A 5 a.m. visit to the Malleswaram flower market in Bangalore, a trip to a temple to take in the camphor smells, walking on crowded roads, travel in a city bus, these were all the little things that Titan's Business Head for its new fragrances segment Rajeshwari Srinivasan had the master perfumers from France do during their three-year research in developing perfumes for Titan. “I wanted them to understand the smells of India,” she says.
Senior perfumers from French perfume houses, Olivier Pescheux of Givaudan, which has developed the range of three men's perfumes for Titan, and Luc Berriet of Firmenich, which developed the women's range, said they needed to understand what smells excited Indians. The brand did ethnography studies on Indian men and women as well to understand how they used their perfumes, stored them, and used them for what occasions.
Fragrance strength
Titan's business head for fragrances says that one of the points made in their brief to the perfumers was that Indians liked their perfumes to last longer, given that the weather in most places is hot and sweaty. While most international brands use around 12 per cent fragrance strength (the rest is alcohol and other stabilisers), Titan's brands use 15 per cent fragrance strength so that the scent lasts longer. Applying the perfume to the warm spots of the body such as the inside of the wrist, behind the ears and on the throat, is what helps the perfume stay through the day, the fragrance changing as well through the day, she points out.
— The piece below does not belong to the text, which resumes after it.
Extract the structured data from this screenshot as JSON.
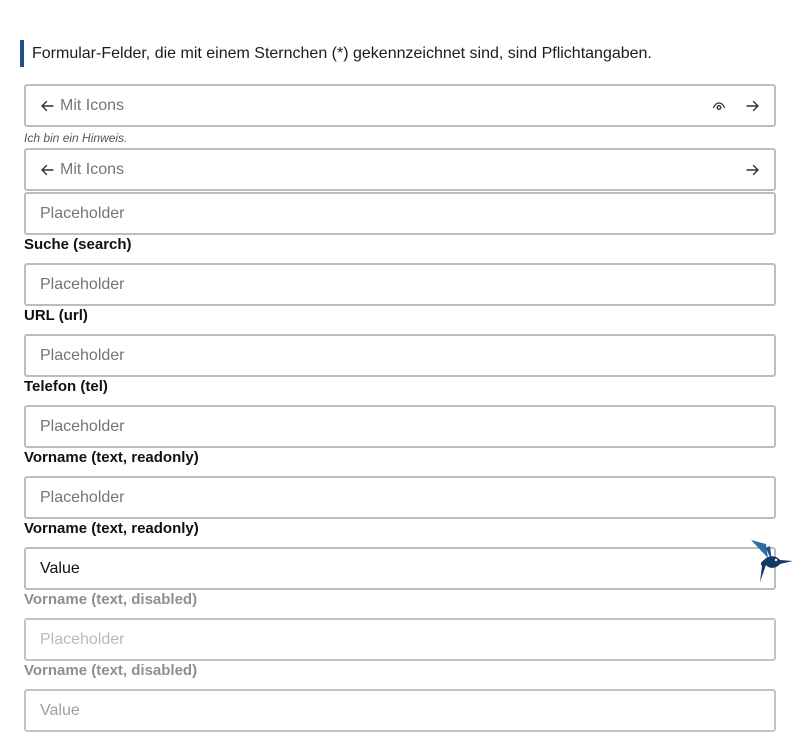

The smell ‘trail’ has to remain strong, she says.
Rajeshwari says that the market potential in India is huge, given that there is only 4 per cent penetration of the market against 93 per cent in an almost similar market such as Brazil. Latin America, she says, traditionally uses a lot of perfumes and people across all income spectrums use it. “In fact, in Brazil, when they hug each other when meeting, they actually say, ‘let me smell your smell’,” she explains.
IP rights
These six perfumes have been developed exclusively for Titan, she says, and the company owns the IP rights for these perfumes. The perfume oils will be made by the perfumers - which Titan will pay for by the kilo - and the blending of alcohol will be done by a partner in France. The bottles, made by Piramal glass in India for Titan, will be sent to France for bottling. So far, for the launch, Titan will distribute one lakh bottles of perfume over 8 months in the market across India.